New hub will provide information on long-term accommodation, entry requirements and visa policies for digital nomads

Under the remote working hub programme, Airbnb and Dubai's Department of Economy and Tourism will promote the city to remote workers seeking accommodation and guidance for their long-term stays. Photo: Unsplash
Beta V.1.0 - Powered by automated translation

Holiday listings website Airbnb has joined hands with Dubai’s Department of Economy and Tourism to unveil the Dubai remote working hub as the UAE seeks to attract more talent to the region with its one-year residency permit for remote working professionals.

The remote working hub will serve as a one-stop-shop for aspiring remote workers, the DET said.

Anyone looking to live and work in Dubai can use the hub to find local long-term listings, as well as information on entry requirements and visa policies, it said.

.

“Dubai is a global leader in facilitating remote working,” Velma Corcoran, regional lead for Middle East and Africa at Airbnb, said.

“As this trend continues to accelerate, we want to work together to make it easier for people to enjoy the newfound flexibility to work and travel, and help the city harness the economic benefits of this new type of tourism.”

The UAE introduced a one-year digital nomad visa in March 2021 that allows people to live in the Emirates while continuing to work for employers in their home countries.

Sheikh Mohammed bin Rashid, Prime Minister and Ruler of Dubai, said the residency permit meant that “any employee anywhere in the world can reside in the UAE to practise work remotely, even if the company is not present in the country”.

The decision came as people increasingly worked from home following the Covid-19 pandemic.

The one-year visa allows people to enter the UAE from overseas under self-sponsorship and work in line with the terms and conditions issued with the visa.

Earlier this year, Airbnb included Dubai in its list of the top 20 most remote worker-friendly destinations in the world, alongside Canary Islands, Thailand and the Caribbean.

In April, Dubai was ranked as the third-best city in the world for digital nomads to live in, research by real estate consultancy Savills found.

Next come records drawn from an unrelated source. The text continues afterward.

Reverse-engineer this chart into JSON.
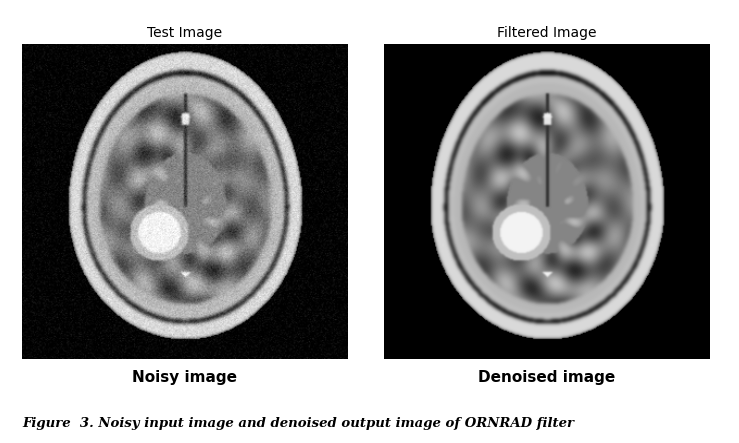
{
  "title_left": "Test Image",
  "title_right": "Filtered Image",
  "label_left": "Noisy image",
  "label_right": "Denoised image",
  "caption": "Figure  3. Noisy input image and denoised output image of ORNRAD filter",
  "fig_width": 7.39,
  "fig_height": 4.43,
  "background_color": "#ffffff",
  "title_fontsize": 10,
  "label_fontsize": 11,
  "caption_fontsize": 9.5
}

“Dubai’s global connectivity and pro-business ecosystem combined with visa-friendly reform has underlined the city’s status as a leading hub for remote workers, building on Dubai’s commitment to nurture business growth and meeting the demands of today’s talent,” Issam Kazim, chief executive of Dubai Corporation for Tourism and Commerce Marketing, said.

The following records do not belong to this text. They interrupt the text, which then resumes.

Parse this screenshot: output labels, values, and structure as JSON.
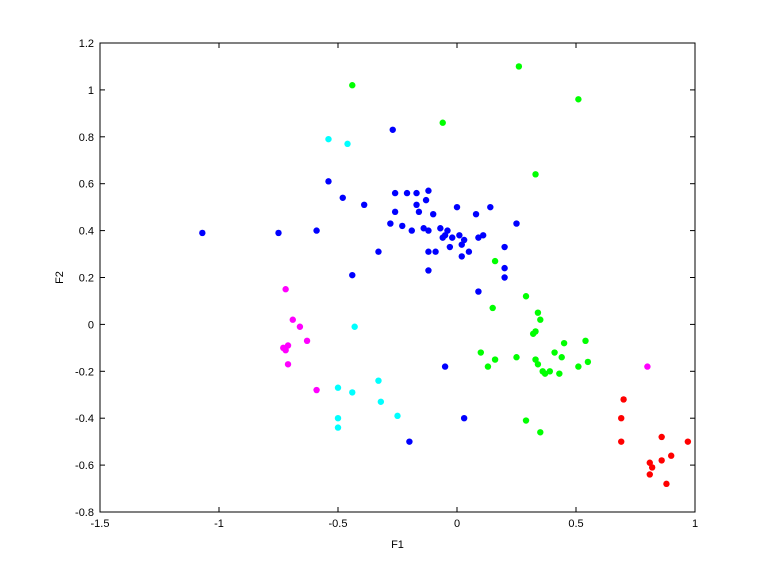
{
  "chart_data": {
    "type": "scatter",
    "title": "",
    "xlabel": "F1",
    "ylabel": "F2",
    "xlim": [
      -1.5,
      1
    ],
    "ylim": [
      -0.8,
      1.2
    ],
    "xticks": [
      -1.5,
      -1,
      -0.5,
      0,
      0.5,
      1
    ],
    "xtick_labels": [
      "-1.5",
      "-1",
      "-0.5",
      "0",
      "0.5",
      "1"
    ],
    "yticks": [
      -0.8,
      -0.6,
      -0.4,
      -0.2,
      0,
      0.2,
      0.4,
      0.6,
      0.8,
      1,
      1.2
    ],
    "ytick_labels": [
      "-0.8",
      "-0.6",
      "-0.4",
      "-0.2",
      "0",
      "0.2",
      "0.4",
      "0.6",
      "0.8",
      "1",
      "1.2"
    ],
    "grid": false,
    "legend": false,
    "series": [
      {
        "color": "#0000ff",
        "points": [
          [
            -1.07,
            0.39
          ],
          [
            -0.75,
            0.39
          ],
          [
            -0.59,
            0.4
          ],
          [
            -0.54,
            0.61
          ],
          [
            -0.48,
            0.54
          ],
          [
            -0.39,
            0.51
          ],
          [
            -0.44,
            0.21
          ],
          [
            -0.33,
            0.31
          ],
          [
            -0.27,
            0.83
          ],
          [
            -0.28,
            0.43
          ],
          [
            -0.26,
            0.56
          ],
          [
            -0.26,
            0.48
          ],
          [
            -0.23,
            0.42
          ],
          [
            -0.21,
            0.56
          ],
          [
            -0.19,
            0.4
          ],
          [
            -0.17,
            0.56
          ],
          [
            -0.17,
            0.51
          ],
          [
            -0.16,
            0.48
          ],
          [
            -0.14,
            0.41
          ],
          [
            -0.13,
            0.53
          ],
          [
            -0.12,
            0.57
          ],
          [
            -0.12,
            0.4
          ],
          [
            -0.12,
            0.31
          ],
          [
            -0.12,
            0.23
          ],
          [
            -0.1,
            0.47
          ],
          [
            -0.09,
            0.31
          ],
          [
            -0.07,
            0.41
          ],
          [
            -0.06,
            0.37
          ],
          [
            -0.05,
            0.38
          ],
          [
            -0.04,
            0.4
          ],
          [
            -0.03,
            0.33
          ],
          [
            -0.02,
            0.37
          ],
          [
            0.0,
            0.5
          ],
          [
            0.01,
            0.38
          ],
          [
            0.02,
            0.34
          ],
          [
            0.03,
            0.36
          ],
          [
            0.02,
            0.29
          ],
          [
            0.05,
            0.31
          ],
          [
            0.08,
            0.47
          ],
          [
            0.09,
            0.37
          ],
          [
            0.11,
            0.38
          ],
          [
            0.14,
            0.5
          ],
          [
            0.09,
            0.14
          ],
          [
            0.2,
            0.24
          ],
          [
            0.2,
            0.2
          ],
          [
            0.2,
            0.33
          ],
          [
            0.25,
            0.43
          ],
          [
            -0.05,
            -0.18
          ],
          [
            0.03,
            -0.4
          ],
          [
            -0.2,
            -0.5
          ]
        ]
      },
      {
        "color": "#00ff00",
        "points": [
          [
            -0.44,
            1.02
          ],
          [
            0.26,
            1.1
          ],
          [
            0.51,
            0.96
          ],
          [
            -0.06,
            0.86
          ],
          [
            0.33,
            0.64
          ],
          [
            0.16,
            0.27
          ],
          [
            0.29,
            0.12
          ],
          [
            0.15,
            0.07
          ],
          [
            0.34,
            0.05
          ],
          [
            0.35,
            0.02
          ],
          [
            0.32,
            -0.04
          ],
          [
            0.33,
            -0.03
          ],
          [
            0.54,
            -0.07
          ],
          [
            0.45,
            -0.08
          ],
          [
            0.1,
            -0.12
          ],
          [
            0.16,
            -0.15
          ],
          [
            0.25,
            -0.14
          ],
          [
            0.33,
            -0.15
          ],
          [
            0.34,
            -0.17
          ],
          [
            0.41,
            -0.12
          ],
          [
            0.44,
            -0.14
          ],
          [
            0.13,
            -0.18
          ],
          [
            0.36,
            -0.2
          ],
          [
            0.37,
            -0.21
          ],
          [
            0.39,
            -0.2
          ],
          [
            0.43,
            -0.21
          ],
          [
            0.51,
            -0.18
          ],
          [
            0.55,
            -0.16
          ],
          [
            0.29,
            -0.41
          ],
          [
            0.35,
            -0.46
          ]
        ]
      },
      {
        "color": "#00ffff",
        "points": [
          [
            -0.54,
            0.79
          ],
          [
            -0.46,
            0.77
          ],
          [
            -0.43,
            -0.01
          ],
          [
            -0.33,
            -0.24
          ],
          [
            -0.5,
            -0.27
          ],
          [
            -0.44,
            -0.29
          ],
          [
            -0.32,
            -0.33
          ],
          [
            -0.25,
            -0.39
          ],
          [
            -0.5,
            -0.4
          ],
          [
            -0.5,
            -0.44
          ]
        ]
      },
      {
        "color": "#ff00ff",
        "points": [
          [
            -0.72,
            0.15
          ],
          [
            -0.69,
            0.02
          ],
          [
            -0.66,
            -0.01
          ],
          [
            -0.63,
            -0.07
          ],
          [
            -0.73,
            -0.1
          ],
          [
            -0.71,
            -0.09
          ],
          [
            -0.72,
            -0.11
          ],
          [
            -0.71,
            -0.17
          ],
          [
            -0.59,
            -0.28
          ],
          [
            0.8,
            -0.18
          ]
        ]
      },
      {
        "color": "#ff0000",
        "points": [
          [
            0.7,
            -0.32
          ],
          [
            0.69,
            -0.4
          ],
          [
            0.69,
            -0.5
          ],
          [
            0.97,
            -0.5
          ],
          [
            0.86,
            -0.48
          ],
          [
            0.9,
            -0.56
          ],
          [
            0.86,
            -0.58
          ],
          [
            0.81,
            -0.59
          ],
          [
            0.82,
            -0.61
          ],
          [
            0.81,
            -0.64
          ],
          [
            0.88,
            -0.68
          ]
        ]
      }
    ]
  }
}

“The city is already home to over 200 nationalities that enjoy unrivalled career opportunities and lifestyle offerings.”

Under the remote working hub programme, Airbnb and the DET will promote Dubai to remote workers seeking accommodation and guidance for their long-term stays, according to the statement.

Long-term stays, defined as more than 28 days, were at an all-time high in the first quarter of 2022, more than doubling in size from the same period in 2019, according to Airbnb.

In the first three months of 2022, searches for international solo travel in the UAE for long-term stays grew by more than 280 per cent compared with the same period in 2019, the platform said.

The rise of remote work is an opportunity for countries to develop policies and programmes to attract these workers, who can further support local economic growth and innovation, Airbnb said in a September report.

Many jurisdictions are seeking to capitalise on the economic potential of remote work by streamlining rules and regulations to enable remote workers to live and work in their communities, the report said.

“These efforts run the gamut from one-time relocation incentives and targeted tax breaks to the creation of remote worker-specific visa processes and community amenities that promote local small businesses and cultural institutions,” it added.